Adopt a No-Knee Impact Workout for Less Stress on the Joints

If you have knee pain, you need a no-knee impact workout.

Knee pain is no joke. Make sure you practice a no-knee impact workout.

Knee pain is actually very common. Let’s face it — we use our knees a lot! Due to how prone the knee is to injury, it is important to start a no-knee impact workout. Your instinct will be to just not exercise the knee at all, but that is not always wise.
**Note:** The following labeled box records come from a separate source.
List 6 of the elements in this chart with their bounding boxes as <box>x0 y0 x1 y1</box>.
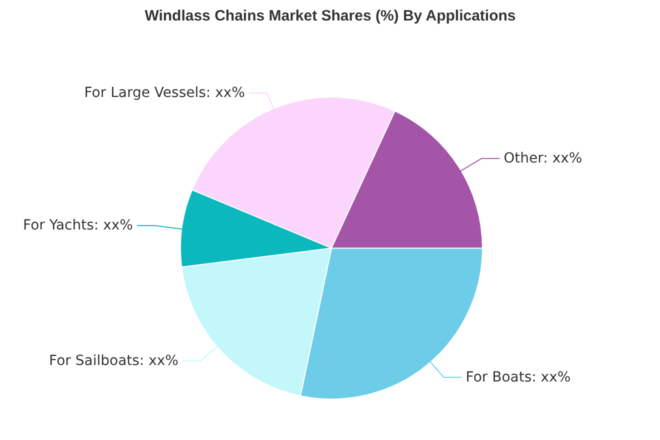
slice-label: For Yachts: xx% <box>23 218 133 234</box>
chart-title: Windlass Chains Market Shares (%) By Applications <box>144 8 516 24</box>
slice-label: Other: xx% <box>504 150 582 166</box>
slice-label: For Sailboats: xx% <box>49 352 178 369</box>
slice-label: For Large Vessels: xx% <box>84 84 245 101</box>
slice-label: For Boats: xx% <box>466 369 571 386</box>
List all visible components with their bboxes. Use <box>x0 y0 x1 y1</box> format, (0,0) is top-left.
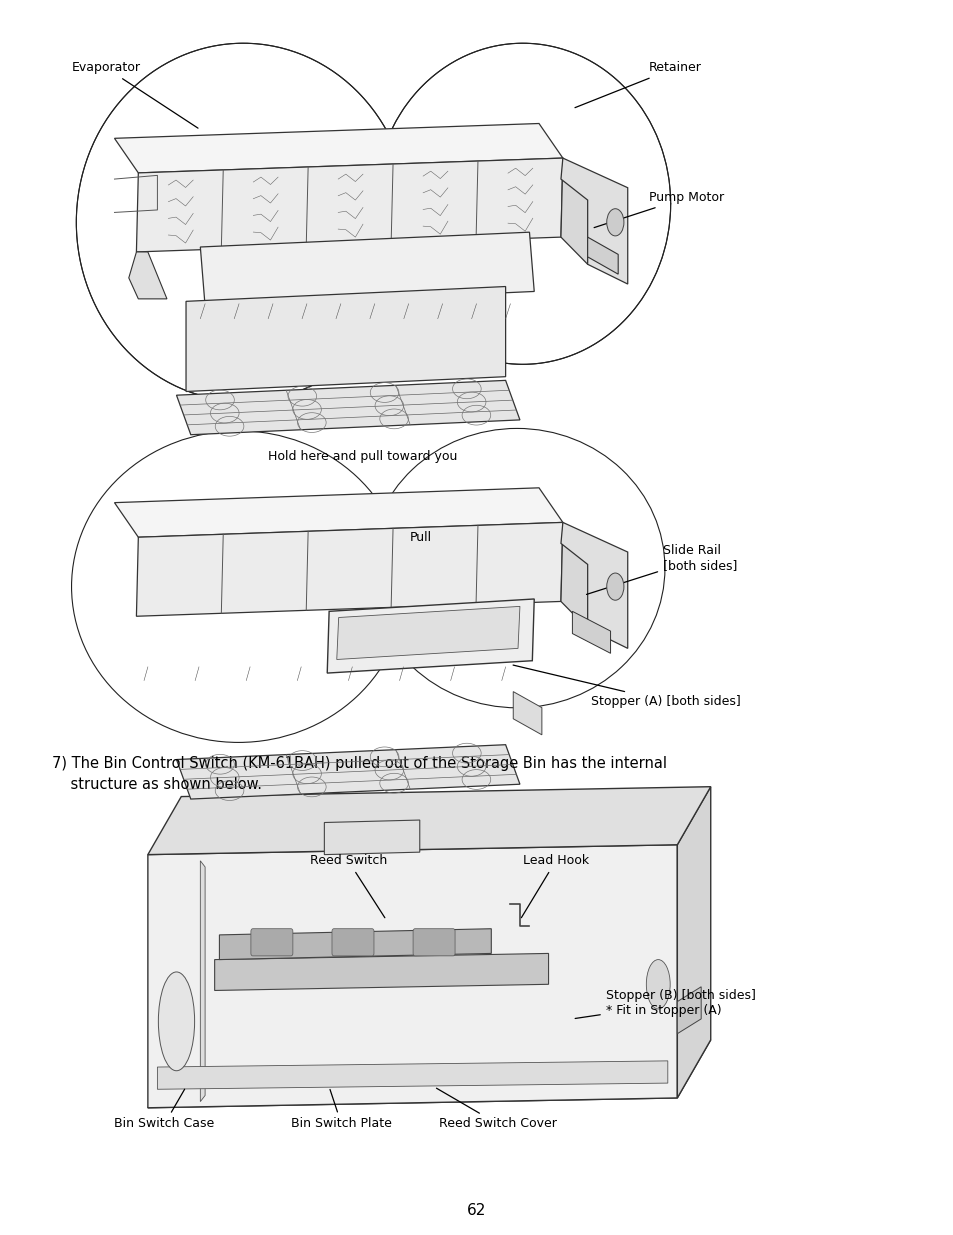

There are certain types of exercises that can help alleviate knee pain and strengthen the joints to help prevent future pain and injury down the road.

Certain exercises help to alleviate knee pain and strengthen the joints.

health

Leg lifts

Lie down on the floor with your back flat. Keep your left leg straight and bend your right leg slightly at the knee, bringing your foot close to your body. Press your lower back toward the floor. Slowly lift your leg, without bending your knee, and keep your toes pointed toward the ceiling. Lift your left leg about 12 inches and hold for five seconds. Then slowly lower it back down. Switch sides.

Wall squats

This one is pretty easy and straightforward. Stand with your head, shoulders, back, and hips flat against the wall. Keep your feet about 24 inches from the wall and about a hip-width apart. Slide your back up and down against the wall until you are in a normal sitting position. Hold for five seconds and repeat.

Step exercises

Step exercises are a great way to strengthen your knees. Quite literally, it is just climbing steps. Use a sturdy platform no taller than six inches. Step on the stool with your right foot and allow your left foot to hang behind. Put your weight on your right foot and hold. Slowly lower your left foot and then follow with the right. Repeat.

After a workout, it is important to stretch. Some great stretches that strengthen the knees are toe touches, the quadricep stretch, and the hamstring stretch. For the quadricep stretch, lift one foot behind your body and grab your ankle with the hand, keeping your back straight and knees together. Pull your heel close to the buttocks. Hold and repeat. For the hamstring stretch, simply bend at the hips with your feet about shoulder-width apart. Extend your right leg out and allow the left to bend. Slowly lower your chest downward and hold. Repeat.
After practicing these exercises for a short period of time, you will notice your knees aren’t experiencing the same amount of pain as they once did. Always consult with a doctor before starting a no-knee impact workout routine or if you start experiencing pain.